Клочков умылся, оделся и вышел на улицу. Если бы он не был озабочен поиском Батона, он бы вдохнул полной грудью и насладился поздней весной. Всё буйно цвело, благоухало, было тепло и безоблачно. Сегодня не надо ни перед кем дрожать, заискивать, уворачиваться от укусов коллег, бояться заработать сердечный приступ. Но мешали два обстоятельства: неопределённость и пропавший кот. И, конечно, жена и дочка, которые переживали и за Батона, и за него, отныне официально безработного.

Клочков два раза обошёл дом, говорил «кис-кис-кис», редкие прохожие смотрели на него с любопытством: взрослый дяденька, а ищет какого-то кота. «Ну, расклеим объявления о пропаже на подъездах, животное видное, найдется». Ему опять пришли на ум чиновничьи выражения «дорожная карта» и «реперные точки». В переводе на человеческий язык эти два оборота можно перевести как «куда идти и зачем?». Собственно, это главные вопросы и есть.
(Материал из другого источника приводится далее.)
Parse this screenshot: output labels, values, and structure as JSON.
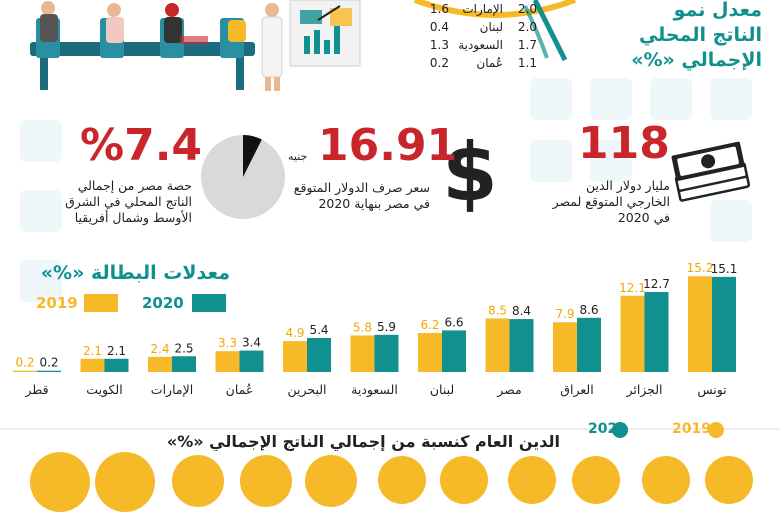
{
  "gdp_panel": {
    "title_lines": [
      "معدل نمو",
      "الناتج المحلي",
      "الإجمالي «%»"
    ],
    "rows": [
      {
        "country": "الإمارات",
        "v2019": "1.6",
        "v2020": "2.0"
      },
      {
        "country": "لبنان",
        "v2019": "0.4",
        "v2020": "2.0"
      },
      {
        "country": "السعودية",
        "v2019": "1.3",
        "v2020": "1.7"
      },
      {
        "country": "عُمان",
        "v2019": "0.2",
        "v2020": "1.1"
      }
    ]
  },
  "kpis": {
    "debt": {
      "value": "118",
      "caption_lines": [
        "مليار دولار الدين",
        "الخارجي المتوقع لمصر",
        "في 2020"
      ]
    },
    "dollar": {
      "value": "16.91",
      "unit": "جنيه",
      "caption_lines": [
        "سعر صرف الدولار المتوقع",
        "في مصر بنهاية 2020"
      ]
    },
    "share": {
      "value": "%7.4",
      "share_fraction": 0.074,
      "caption_lines": [
        "حصة مصر من إجمالي",
        "الناتج المحلي في الشرق",
        "الأوسط وشمال أفريقيا"
      ]
    }
  },
  "colors": {
    "y2019": "#f6b928",
    "y2020": "#10908f",
    "red": "#c9262c",
    "grey": "#d9d9d9"
  },
  "chart_data": {
    "type": "bar",
    "title": "معدلات البطالة «%»",
    "categories": [
      "تونس",
      "الجزائر",
      "العراق",
      "مصر",
      "لبنان",
      "السعودية",
      "البحرين",
      "عُمان",
      "الإمارات",
      "الكويت",
      "قطر"
    ],
    "series": [
      {
        "name": "2019",
        "values": [
          15.2,
          12.1,
          7.9,
          8.5,
          6.2,
          5.8,
          4.9,
          3.3,
          2.4,
          2.1,
          0.2
        ]
      },
      {
        "name": "2020",
        "values": [
          15.1,
          12.7,
          8.6,
          8.4,
          6.6,
          5.9,
          5.4,
          3.4,
          2.5,
          2.1,
          0.2
        ]
      }
    ],
    "legend_placement": "top-left",
    "grid": false
  },
  "debt_section": {
    "title": "الدين العام كنسبة من إجمالي الناتج الإجمالي «%»",
    "legend_2020": "2020",
    "legend_2019": "2019"
  }
}
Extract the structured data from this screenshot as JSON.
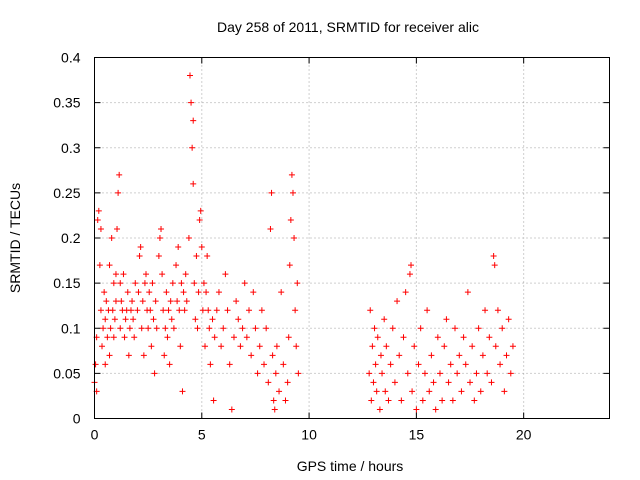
{
  "chart_data": {
    "type": "scatter",
    "title": "Day 258 of 2011, SRMTID for receiver alic",
    "xlabel": "GPS time / hours",
    "ylabel": "SRMTID / TECUs",
    "xlim": [
      0,
      24
    ],
    "ylim": [
      0,
      0.4
    ],
    "x_ticks": [
      0,
      5,
      10,
      15,
      20
    ],
    "y_ticks": [
      0,
      0.05,
      0.1,
      0.15,
      0.2,
      0.25,
      0.3,
      0.35,
      0.4
    ],
    "x_tick_labels": [
      "0",
      "5",
      "10",
      "15",
      "20"
    ],
    "y_tick_labels": [
      "0",
      "0.05",
      "0.1",
      "0.15",
      "0.2",
      "0.25",
      "0.3",
      "0.35",
      "0.4"
    ],
    "grid": true,
    "marker": "plus",
    "color": "#ff0000",
    "series": [
      {
        "points": [
          [
            0.0,
            0.04
          ],
          [
            0.05,
            0.06
          ],
          [
            0.1,
            0.03
          ],
          [
            0.1,
            0.09
          ],
          [
            0.15,
            0.22
          ],
          [
            0.2,
            0.23
          ],
          [
            0.25,
            0.17
          ],
          [
            0.3,
            0.21
          ],
          [
            0.3,
            0.12
          ],
          [
            0.35,
            0.08
          ],
          [
            0.4,
            0.1
          ],
          [
            0.45,
            0.14
          ],
          [
            0.5,
            0.06
          ],
          [
            0.5,
            0.11
          ],
          [
            0.55,
            0.13
          ],
          [
            0.6,
            0.09
          ],
          [
            0.65,
            0.12
          ],
          [
            0.7,
            0.17
          ],
          [
            0.7,
            0.07
          ],
          [
            0.75,
            0.1
          ],
          [
            0.8,
            0.2
          ],
          [
            0.85,
            0.12
          ],
          [
            0.9,
            0.15
          ],
          [
            0.9,
            0.09
          ],
          [
            0.95,
            0.11
          ],
          [
            1.0,
            0.16
          ],
          [
            1.0,
            0.13
          ],
          [
            1.05,
            0.21
          ],
          [
            1.1,
            0.25
          ],
          [
            1.15,
            0.27
          ],
          [
            1.2,
            0.15
          ],
          [
            1.2,
            0.1
          ],
          [
            1.25,
            0.13
          ],
          [
            1.3,
            0.12
          ],
          [
            1.35,
            0.16
          ],
          [
            1.4,
            0.09
          ],
          [
            1.45,
            0.11
          ],
          [
            1.5,
            0.12
          ],
          [
            1.55,
            0.14
          ],
          [
            1.6,
            0.07
          ],
          [
            1.65,
            0.1
          ],
          [
            1.7,
            0.12
          ],
          [
            1.75,
            0.13
          ],
          [
            1.8,
            0.11
          ],
          [
            1.85,
            0.09
          ],
          [
            1.9,
            0.15
          ],
          [
            2.0,
            0.12
          ],
          [
            2.05,
            0.14
          ],
          [
            2.1,
            0.18
          ],
          [
            2.15,
            0.19
          ],
          [
            2.2,
            0.1
          ],
          [
            2.25,
            0.13
          ],
          [
            2.3,
            0.07
          ],
          [
            2.35,
            0.15
          ],
          [
            2.4,
            0.16
          ],
          [
            2.45,
            0.12
          ],
          [
            2.5,
            0.1
          ],
          [
            2.55,
            0.14
          ],
          [
            2.6,
            0.12
          ],
          [
            2.65,
            0.08
          ],
          [
            2.7,
            0.15
          ],
          [
            2.75,
            0.11
          ],
          [
            2.8,
            0.05
          ],
          [
            2.85,
            0.13
          ],
          [
            2.9,
            0.1
          ],
          [
            3.0,
            0.18
          ],
          [
            3.05,
            0.2
          ],
          [
            3.1,
            0.21
          ],
          [
            3.15,
            0.16
          ],
          [
            3.2,
            0.12
          ],
          [
            3.25,
            0.07
          ],
          [
            3.3,
            0.1
          ],
          [
            3.35,
            0.14
          ],
          [
            3.4,
            0.09
          ],
          [
            3.45,
            0.12
          ],
          [
            3.5,
            0.06
          ],
          [
            3.55,
            0.13
          ],
          [
            3.6,
            0.11
          ],
          [
            3.65,
            0.15
          ],
          [
            3.7,
            0.1
          ],
          [
            3.8,
            0.17
          ],
          [
            3.85,
            0.13
          ],
          [
            3.9,
            0.19
          ],
          [
            3.95,
            0.12
          ],
          [
            4.0,
            0.08
          ],
          [
            4.05,
            0.15
          ],
          [
            4.1,
            0.03
          ],
          [
            4.15,
            0.14
          ],
          [
            4.2,
            0.12
          ],
          [
            4.25,
            0.16
          ],
          [
            4.3,
            0.13
          ],
          [
            4.4,
            0.2
          ],
          [
            4.45,
            0.38
          ],
          [
            4.5,
            0.35
          ],
          [
            4.55,
            0.3
          ],
          [
            4.6,
            0.26
          ],
          [
            4.6,
            0.33
          ],
          [
            4.65,
            0.15
          ],
          [
            4.7,
            0.11
          ],
          [
            4.75,
            0.18
          ],
          [
            4.8,
            0.1
          ],
          [
            4.85,
            0.14
          ],
          [
            4.9,
            0.22
          ],
          [
            4.95,
            0.23
          ],
          [
            5.0,
            0.19
          ],
          [
            5.05,
            0.12
          ],
          [
            5.1,
            0.15
          ],
          [
            5.15,
            0.08
          ],
          [
            5.2,
            0.14
          ],
          [
            5.25,
            0.18
          ],
          [
            5.3,
            0.12
          ],
          [
            5.35,
            0.1
          ],
          [
            5.4,
            0.06
          ],
          [
            5.5,
            0.11
          ],
          [
            5.55,
            0.02
          ],
          [
            5.6,
            0.09
          ],
          [
            5.7,
            0.12
          ],
          [
            5.8,
            0.14
          ],
          [
            5.9,
            0.08
          ],
          [
            6.0,
            0.1
          ],
          [
            6.1,
            0.16
          ],
          [
            6.2,
            0.12
          ],
          [
            6.3,
            0.06
          ],
          [
            6.4,
            0.01
          ],
          [
            6.5,
            0.09
          ],
          [
            6.6,
            0.13
          ],
          [
            6.7,
            0.11
          ],
          [
            6.8,
            0.08
          ],
          [
            6.9,
            0.1
          ],
          [
            7.0,
            0.15
          ],
          [
            7.1,
            0.09
          ],
          [
            7.2,
            0.12
          ],
          [
            7.3,
            0.07
          ],
          [
            7.4,
            0.14
          ],
          [
            7.5,
            0.1
          ],
          [
            7.6,
            0.05
          ],
          [
            7.7,
            0.08
          ],
          [
            7.8,
            0.12
          ],
          [
            7.9,
            0.06
          ],
          [
            8.0,
            0.1
          ],
          [
            8.1,
            0.04
          ],
          [
            8.2,
            0.21
          ],
          [
            8.25,
            0.25
          ],
          [
            8.3,
            0.07
          ],
          [
            8.35,
            0.02
          ],
          [
            8.4,
            0.01
          ],
          [
            8.45,
            0.05
          ],
          [
            8.5,
            0.08
          ],
          [
            8.6,
            0.03
          ],
          [
            8.7,
            0.14
          ],
          [
            8.8,
            0.06
          ],
          [
            8.9,
            0.02
          ],
          [
            9.0,
            0.04
          ],
          [
            9.05,
            0.09
          ],
          [
            9.1,
            0.17
          ],
          [
            9.15,
            0.22
          ],
          [
            9.2,
            0.27
          ],
          [
            9.25,
            0.25
          ],
          [
            9.3,
            0.2
          ],
          [
            9.35,
            0.12
          ],
          [
            9.4,
            0.08
          ],
          [
            9.45,
            0.15
          ],
          [
            9.5,
            0.05
          ]
        ]
      },
      {
        "points": [
          [
            12.8,
            0.05
          ],
          [
            12.85,
            0.12
          ],
          [
            12.9,
            0.02
          ],
          [
            12.95,
            0.08
          ],
          [
            13.0,
            0.04
          ],
          [
            13.05,
            0.1
          ],
          [
            13.1,
            0.06
          ],
          [
            13.15,
            0.03
          ],
          [
            13.2,
            0.09
          ],
          [
            13.3,
            0.01
          ],
          [
            13.35,
            0.07
          ],
          [
            13.4,
            0.05
          ],
          [
            13.5,
            0.11
          ],
          [
            13.55,
            0.03
          ],
          [
            13.6,
            0.08
          ],
          [
            13.7,
            0.02
          ],
          [
            13.8,
            0.06
          ],
          [
            13.9,
            0.1
          ],
          [
            14.0,
            0.04
          ],
          [
            14.1,
            0.13
          ],
          [
            14.2,
            0.07
          ],
          [
            14.3,
            0.02
          ],
          [
            14.4,
            0.09
          ],
          [
            14.5,
            0.14
          ],
          [
            14.6,
            0.05
          ],
          [
            14.7,
            0.16
          ],
          [
            14.75,
            0.17
          ],
          [
            14.8,
            0.03
          ],
          [
            14.9,
            0.08
          ],
          [
            15.0,
            0.01
          ],
          [
            15.1,
            0.06
          ],
          [
            15.2,
            0.1
          ],
          [
            15.3,
            0.02
          ],
          [
            15.4,
            0.05
          ],
          [
            15.5,
            0.12
          ],
          [
            15.6,
            0.03
          ],
          [
            15.7,
            0.07
          ],
          [
            15.8,
            0.04
          ],
          [
            15.9,
            0.01
          ],
          [
            16.0,
            0.09
          ],
          [
            16.1,
            0.05
          ],
          [
            16.2,
            0.02
          ],
          [
            16.3,
            0.08
          ],
          [
            16.4,
            0.11
          ],
          [
            16.5,
            0.04
          ],
          [
            16.6,
            0.06
          ],
          [
            16.7,
            0.02
          ],
          [
            16.8,
            0.1
          ],
          [
            16.9,
            0.05
          ],
          [
            17.0,
            0.07
          ],
          [
            17.1,
            0.03
          ],
          [
            17.2,
            0.09
          ],
          [
            17.3,
            0.06
          ],
          [
            17.4,
            0.14
          ],
          [
            17.5,
            0.04
          ],
          [
            17.6,
            0.08
          ],
          [
            17.7,
            0.02
          ],
          [
            17.8,
            0.05
          ],
          [
            17.9,
            0.1
          ],
          [
            18.0,
            0.03
          ],
          [
            18.1,
            0.07
          ],
          [
            18.2,
            0.12
          ],
          [
            18.3,
            0.05
          ],
          [
            18.4,
            0.09
          ],
          [
            18.5,
            0.04
          ],
          [
            18.6,
            0.18
          ],
          [
            18.65,
            0.17
          ],
          [
            18.7,
            0.08
          ],
          [
            18.8,
            0.12
          ],
          [
            18.9,
            0.06
          ],
          [
            19.0,
            0.1
          ],
          [
            19.1,
            0.03
          ],
          [
            19.2,
            0.07
          ],
          [
            19.3,
            0.11
          ],
          [
            19.4,
            0.05
          ],
          [
            19.5,
            0.08
          ]
        ]
      }
    ]
  }
}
И тут в зарослях под балконом раздалось знакомое «мяу». Оказывается, Клочков за эти годы научился отличать Батонский голос от любого другого кошачьего. Кот-летун сидел, спрятавшись от людских глаз, и жалобно смотрел на Клочкова. Чёрная шерсть в пыли и растрёпана. Батон мяукал и не двигался с места. «Вот ты где, сукин кот!» – обрадовался Клочков, как не радовался никому в последнее время.

Павел Петрович осторожно взял его на руки, Батон мяукнул ещё жалостнее. Видимо, он что-то повредил себе, может, лапу, может внутри чего, это уже только ветеринар определит. Ужас и шок выражали его глаза. Как он тут ночь провёл, одинокий, ушибленный, среди незнакомых людей и собак-дворняг? Это ведь у него первый раз в жизни, первый раз…

Клочков бережно нёс Батона на руках, как новорождённого, и тот сквозь свои кошачьи страдания благодарно смотрел на бывшего чиновника регионального министерства образования. Павел Петрович поднялся на свой пятый этаж, лифтов в хрущёвках не предусмотрено, и позвонил в свою дверь.

Перед тем как жена открыла, Клочков бросил взгляд на усатую морду. Ему показалось, что кот Батон ему подмигнул и улыбнулся.

«Держись, котяра. Мы прорвёмся», – сказал Клочков и переступил порог.

Топот котов

Законодательное собрание Санкт-Петербурга приняло во втором чтении поправки к закону «Об административных правонарушениях», которые предполагают штрафы за «стук», «передвижение мебели», «громкий храп» и «топот котов» по ночам.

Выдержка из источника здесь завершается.